Wow, I haven't checked on the forums in a while and... what a train wreck. Here are the main issues with this proposal:
1) There is no fair method of consolidating multiple blockchains. At
best, 50% will lose and 50% will gain.
2) Further to #1, emski is right about this:
https://bitsharestalk.org/index.php?topic=10189.03) AGS received a much larger allocation of DACs per dollar invested precisely because they are "locked" into the Bitshares ecosystem. Making them liquid after the fact is unfair. It essentially gives AGS holders all of the benefits of PTS without any of the downside. Here is the "company" analogy we like to use so much: The Bitshares Corporation gives investors a choice between buying one of two corporate bonds, A and B. Bond A is perpetual and bond B is convertible. For this reason, A has a much higher yield than B. After the bonds are issued, the company turns around and says "just kidding," A is now also a convertible bond, though it keeps the higher yield.
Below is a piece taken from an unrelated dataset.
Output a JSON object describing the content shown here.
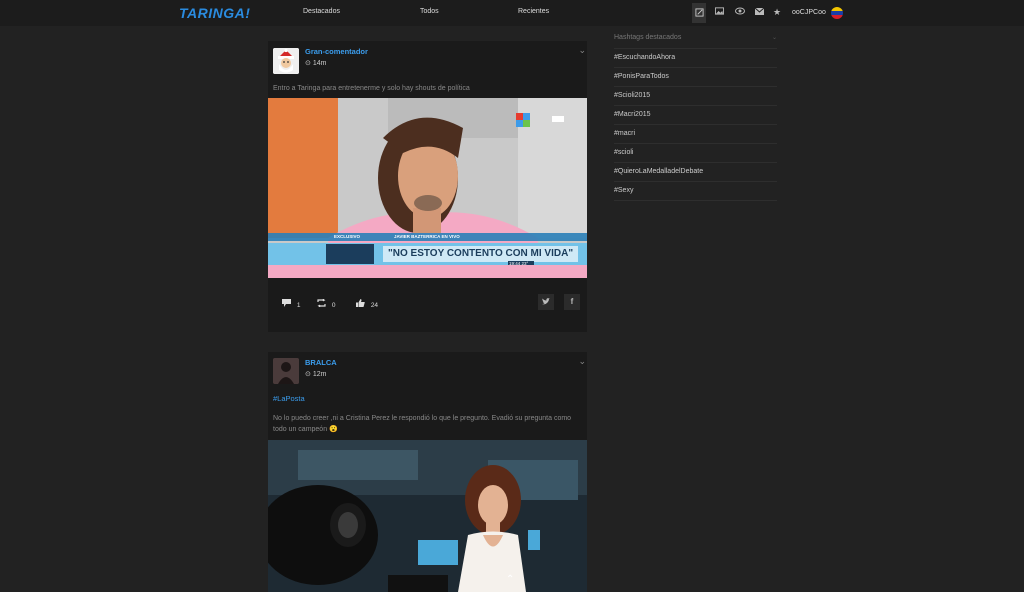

Just something to think about.
I have a counterproposal: fork all of the other DACs (except AGS) and create a system for "merge mining" them with BTSX. This way they stay on their own blockchains but use the single set of delegates from BTSX. We'd have to resolve the burn rate issued and they can be given the option to vote away from merged mining at any time. This solution keeps the allocations and blockchains the same (no complaints from anyone about "fairness") but consolidates delegates.